1. No Nigerian who benefited from the free or highly subsidized education in the country can ever fully pay back the debt he or she owes to Nigeria. Thanks to my Nigerian undergraduate degree, which I couldn’t afford if it wasn’t subsidized, I am debt-free and doing financially well in my diasporic location.
My American colleagues aren’t that lucky. Most of them are still paying their student loans.
Obama finished paying his student loan debts just a few months before he became president. Had he not made a fortune from his well-received autobiography, he would have been paying his student loans well into his presidency.
So going back to work in Nigeria after staying in the diaspora is, properly speaking, “giving back”; it is NOT a sacrifice. Sacrifice entails an undeserved loss as a result of giving up something more valuable.
Since most diasporans won’t even have the opportunity of their exilic comfort zones if they didn’t benefit from Nigeria’s free or subsidized education, they aren’t “sacrificing” by going back to the country that nurtured them when they were helpless.
2. Return to Nigeria after a sojourn in the diaspora often comes with the sorts of perks that people don’t usually get in their erstwhile diasporic locations.
Being head of a government agency, a minister, a special adviser, etc. comes with humongous allowances, a retinue of aides, access to the power structure, etc.
Returnee diasporans who want you to give them credit for taking a pay cut to accept a government job in Nigeria are being intentionally deceitful.

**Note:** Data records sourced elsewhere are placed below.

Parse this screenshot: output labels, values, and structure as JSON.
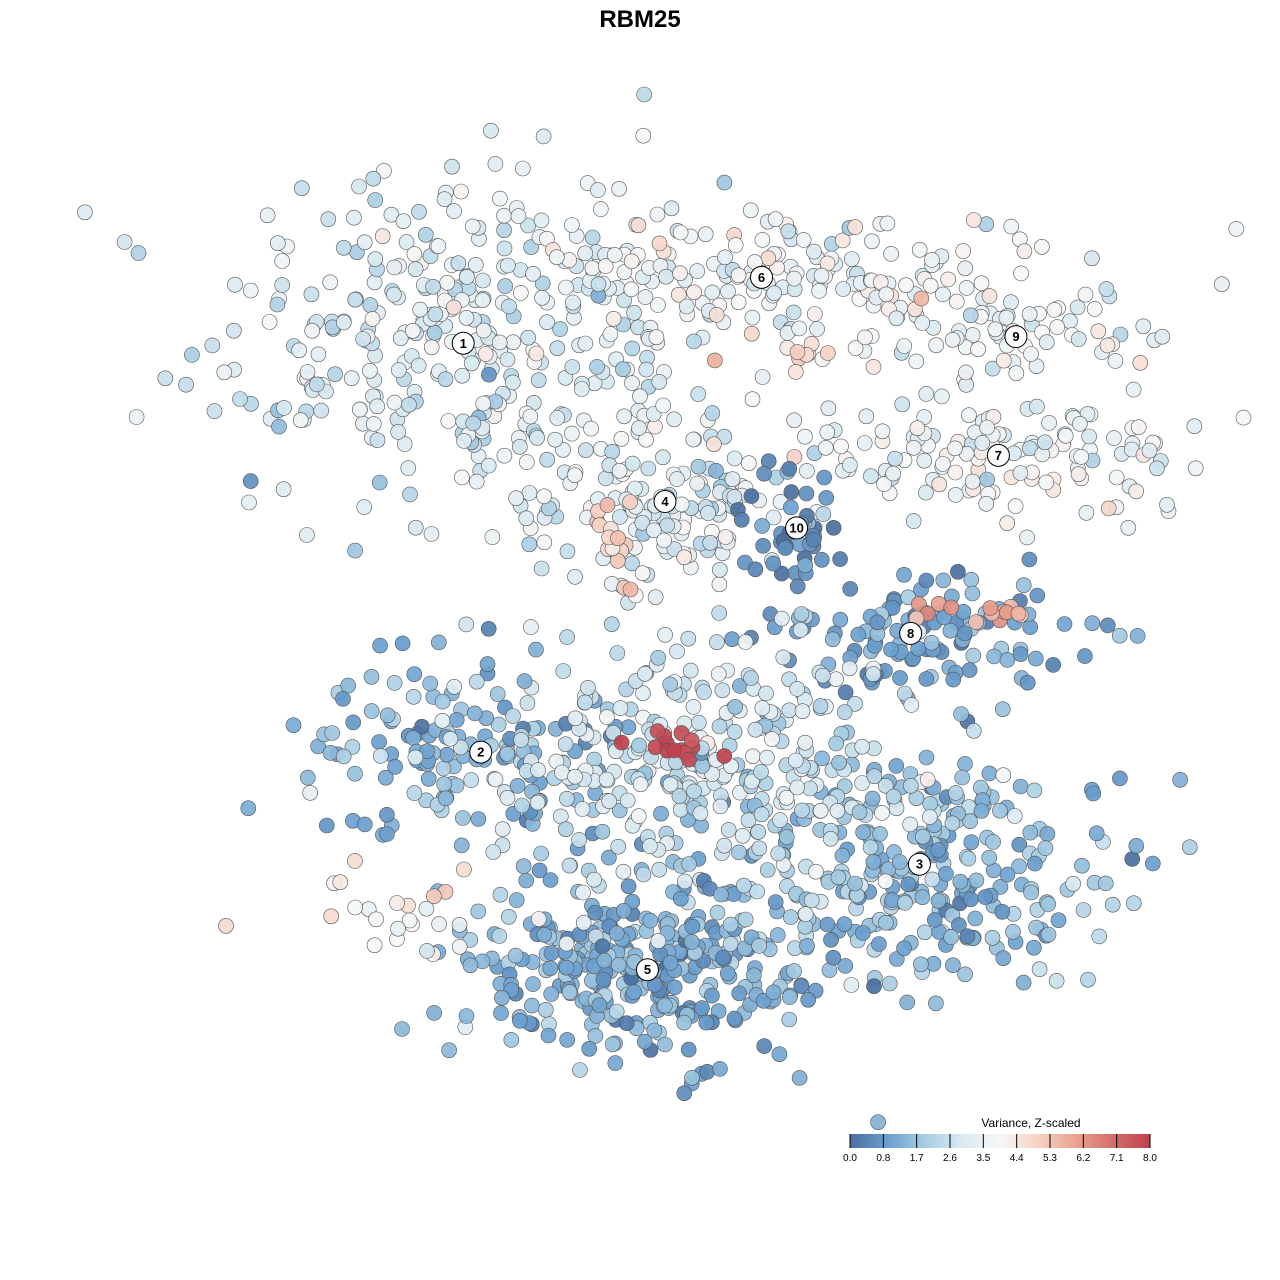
{
  "chart_data": {
    "type": "scatter",
    "title": "RBM25",
    "colorbar": {
      "title": "Variance, Z-scaled",
      "ticks": [
        "0.0",
        "0.8",
        "1.7",
        "2.6",
        "3.5",
        "4.4",
        "5.3",
        "6.2",
        "7.1",
        "8.0"
      ],
      "range": [
        0,
        8
      ],
      "colors": [
        "#4a6fa0",
        "#6a9fcf",
        "#a7cde2",
        "#dbeaf2",
        "#f7f7f7",
        "#f6d2c4",
        "#eaa48f",
        "#d26f6b",
        "#c0414f"
      ],
      "position": "bottom-right"
    },
    "clusters": [
      {
        "label": "1",
        "center": [
          -2.6,
          5.0
        ],
        "spread": [
          1.5,
          1.35
        ],
        "level": 3.0,
        "count": 340
      },
      {
        "label": "6",
        "center": [
          0.8,
          6.0
        ],
        "spread": [
          1.8,
          0.55
        ],
        "level": 3.5,
        "count": 200
      },
      {
        "label": "9",
        "center": [
          3.7,
          5.1
        ],
        "spread": [
          0.9,
          0.35
        ],
        "level": 3.7,
        "count": 65
      },
      {
        "label": "7",
        "center": [
          3.5,
          3.3
        ],
        "spread": [
          1.35,
          0.45
        ],
        "level": 3.6,
        "count": 140
      },
      {
        "label": "4",
        "center": [
          -0.3,
          2.6
        ],
        "spread": [
          0.75,
          0.8
        ],
        "level": 3.2,
        "count": 150
      },
      {
        "label": "10",
        "center": [
          1.2,
          2.2
        ],
        "spread": [
          0.3,
          0.45
        ],
        "level": 0.4,
        "count": 45
      },
      {
        "label": "8",
        "center": [
          2.5,
          0.6
        ],
        "spread": [
          0.9,
          0.45
        ],
        "level": 1.1,
        "count": 120
      },
      {
        "label": "2",
        "center": [
          -2.4,
          -1.2
        ],
        "spread": [
          1.0,
          0.65
        ],
        "level": 1.4,
        "count": 150
      },
      {
        "label": "3",
        "center": [
          2.6,
          -2.9
        ],
        "spread": [
          1.25,
          0.9
        ],
        "level": 1.6,
        "count": 280
      },
      {
        "label": "5",
        "center": [
          -0.5,
          -4.5
        ],
        "spread": [
          1.1,
          0.75
        ],
        "level": 1.3,
        "count": 330
      },
      {
        "label": "",
        "center": [
          0.1,
          -1.4
        ],
        "spread": [
          1.3,
          0.9
        ],
        "level": 2.7,
        "count": 320
      },
      {
        "label": "",
        "center": [
          -3.3,
          -3.6
        ],
        "spread": [
          0.6,
          0.25
        ],
        "level": 4.1,
        "count": 25
      }
    ],
    "highlights": [
      {
        "center": [
          -0.1,
          -1.1
        ],
        "spread": [
          0.25,
          0.12
        ],
        "level": 7.8,
        "count": 14
      },
      {
        "center": [
          3.2,
          0.9
        ],
        "spread": [
          0.45,
          0.08
        ],
        "level": 6.0,
        "count": 14
      },
      {
        "center": [
          -0.9,
          2.1
        ],
        "spread": [
          0.2,
          0.35
        ],
        "level": 5.0,
        "count": 16
      },
      {
        "center": [
          1.5,
          4.8
        ],
        "spread": [
          0.35,
          0.2
        ],
        "level": 4.8,
        "count": 10
      }
    ],
    "x_range": [
      -5.6,
      5.0
    ],
    "y_range": [
      -6.4,
      7.4
    ]
  }
}
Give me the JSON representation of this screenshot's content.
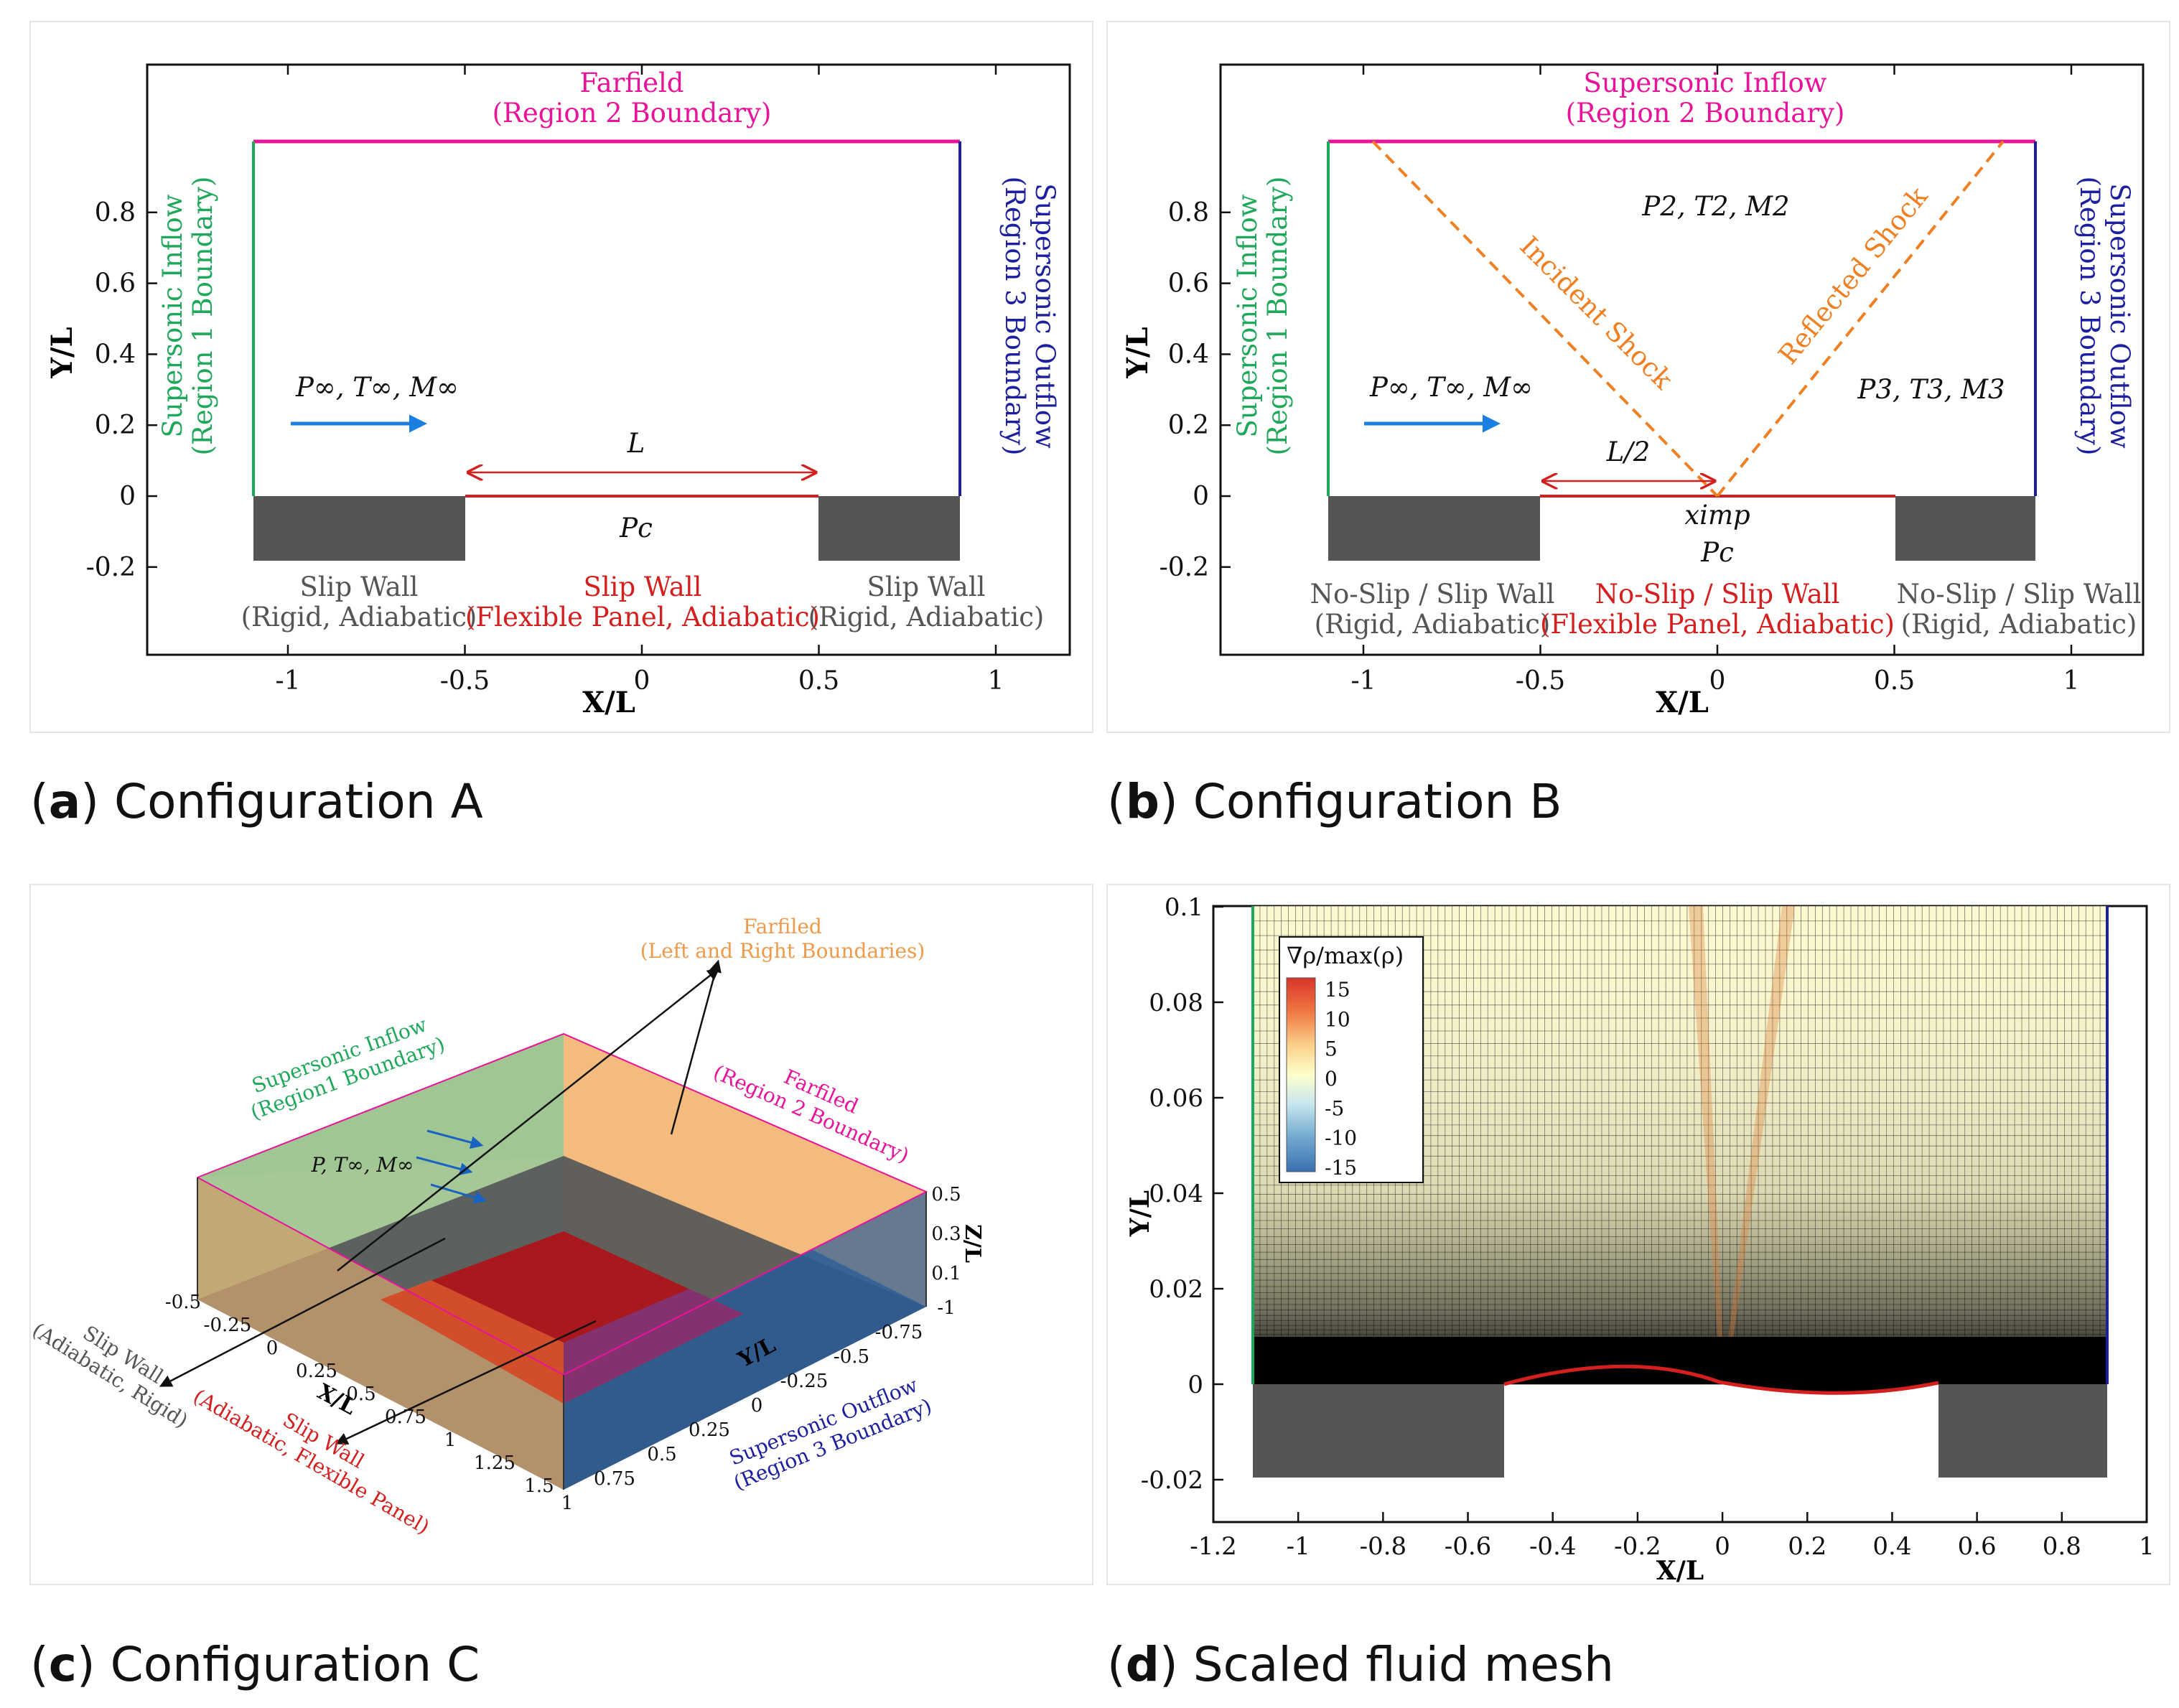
{
  "colors": {
    "green": "#1fa85a",
    "magenta": "#e8139a",
    "navy": "#1c1f9e",
    "red": "#d41f1f",
    "orange": "#ef7f21",
    "blue_arrow": "#1a7fe0",
    "gray": "#555555",
    "wall_block": "#555555"
  },
  "panels": {
    "a": {
      "caption_letter": "a",
      "caption_text": "Configuration A",
      "xlabel": "X/L",
      "ylabel": "Y/L",
      "xticks": [
        "-1",
        "-0.5",
        "0",
        "0.5",
        "1"
      ],
      "yticks": [
        "0.8",
        "0.6",
        "0.4",
        "0.2",
        "0",
        "-0.2"
      ],
      "top_title": "Farfield",
      "top_sub": "(Region 2 Boundary)",
      "left_title": "Supersonic Inflow",
      "left_sub": "(Region 1 Boundary)",
      "right_title": "Supersonic Outflow",
      "right_sub": "(Region 3 Boundary)",
      "freestream": "P∞, T∞, M∞",
      "length": "L",
      "pc": "Pc",
      "wall_left": "Slip Wall",
      "wall_left_sub": "(Rigid, Adiabatic)",
      "wall_mid": "Slip Wall",
      "wall_mid_sub": "(Flexible Panel, Adiabatic)",
      "wall_right": "Slip Wall",
      "wall_right_sub": "(Rigid, Adiabatic)"
    },
    "b": {
      "caption_letter": "b",
      "caption_text": "Configuration B",
      "xlabel": "X/L",
      "ylabel": "Y/L",
      "xticks": [
        "-1",
        "-0.5",
        "0",
        "0.5",
        "1"
      ],
      "yticks": [
        "0.8",
        "0.6",
        "0.4",
        "0.2",
        "0",
        "-0.2"
      ],
      "top_title": "Supersonic Inflow",
      "top_sub": "(Region 2 Boundary)",
      "left_title": "Supersonic Inflow",
      "left_sub": "(Region 1 Boundary)",
      "right_title": "Supersonic Outflow",
      "right_sub": "(Region 3 Boundary)",
      "freestream": "P∞, T∞, M∞",
      "region2": "P2, T2, M2",
      "region3": "P3, T3, M3",
      "incident": "Incident Shock",
      "reflected": "Reflected Shock",
      "half_length": "L/2",
      "ximp": "ximp",
      "pc": "Pc",
      "wall_left": "No-Slip / Slip Wall",
      "wall_left_sub": "(Rigid, Adiabatic)",
      "wall_mid": "No-Slip / Slip Wall",
      "wall_mid_sub": "(Flexible Panel, Adiabatic)",
      "wall_right": "No-Slip / Slip Wall",
      "wall_right_sub": "(Rigid, Adiabatic)"
    },
    "c": {
      "caption_letter": "c",
      "caption_text": "Configuration C",
      "farfield_lr": "Farfiled",
      "farfield_lr_sub": "(Left and Right Boundaries)",
      "inflow": "Supersonic Inflow",
      "inflow_sub": "(Region1 Boundary)",
      "farfield_top": "Farfiled",
      "farfield_top_sub": "(Region 2 Boundary)",
      "freestream": "P, T∞, M∞",
      "slip_rigid": "Slip Wall",
      "slip_rigid_sub": "(Adiabatic, Rigid)",
      "slip_flex": "Slip Wall",
      "slip_flex_sub": "(Adiabatic, Flexible Panel)",
      "outflow": "Supersonic Outflow",
      "outflow_sub": "(Region 3 Boundary)",
      "xlabel": "X/L",
      "ylabel": "Y/L",
      "zlabel": "Z/L",
      "xticks": [
        "-0.5",
        "-0.25",
        "0",
        "0.25",
        "0.5",
        "0.75",
        "1",
        "1.25",
        "1.5"
      ],
      "yticks": [
        "-1",
        "-0.75",
        "-0.5",
        "-0.25",
        "0",
        "0.25",
        "0.5",
        "0.75",
        "1"
      ],
      "zticks": [
        "0.5",
        "0.3",
        "0.1"
      ]
    },
    "d": {
      "caption_letter": "d",
      "caption_text": "Scaled fluid mesh",
      "xlabel": "X/L",
      "ylabel": "Y/L",
      "xticks": [
        "-1.2",
        "-1",
        "-0.8",
        "-0.6",
        "-0.4",
        "-0.2",
        "0",
        "0.2",
        "0.4",
        "0.6",
        "0.8",
        "1"
      ],
      "yticks": [
        "0.1",
        "0.08",
        "0.06",
        "0.04",
        "0.02",
        "0",
        "-0.02"
      ],
      "legend_title": "∇ρ/max(ρ)",
      "legend_ticks": [
        "15",
        "10",
        "5",
        "0",
        "-5",
        "-10",
        "-15"
      ]
    }
  }
}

I earn more than two times what the Nigerian president officially earns, but everyone knows the president doesn’t even need his or her salary.
3. There is really little that people in the diaspora bring back to Nigeria that doesn’t already exist in superfluity in Nigeria. There are literally thousands of people who can be, and even better than, whatever any diasporan Nigerian does, but they’re passed over because they don’t have access to people who make appointments— and because they don’t have the social and symbolic capital that living abroad confers. So it’s actually a privilege, not a sacrifice, to serve.
4. Self-preservation is the first law of nature. Most people won’t leave their diasporic locations if it would exert a strain on them and their families. I am an example. Professor Attahiru Jega invited me to work with him at INEC sometime ago, but I politely declined because it wasn’t in the interest of my young children to relocate to Nigeria. I’ve also spurned many other offers since then for the same reason.
Should I decide at some point to relocate to Nigeria, it won’t be a “sacrifice.” At worst, it would be “giving back” and at best a privilege. There are thousands of people with my skillset in Nigeria.
5. A diasporan who worked as a contract staff in a country where he was neither a citizen nor even a legal permanent resident is actually enjoying an upgrade if he gets a visible, consequential position in government.
Instead of arrogantly saying they are “sacrificing” for the country, they should be grateful for the opportunity to do a job that thousands of Nigerians at home are capable of doing.
6. If coming back to work in Nigeria after working abroad for a few years, often as a precarious contract staff, is “sacrifice,” what would the returnee diasporans call working in countries they are not citizens of and that never invested in their education? Self-immolation?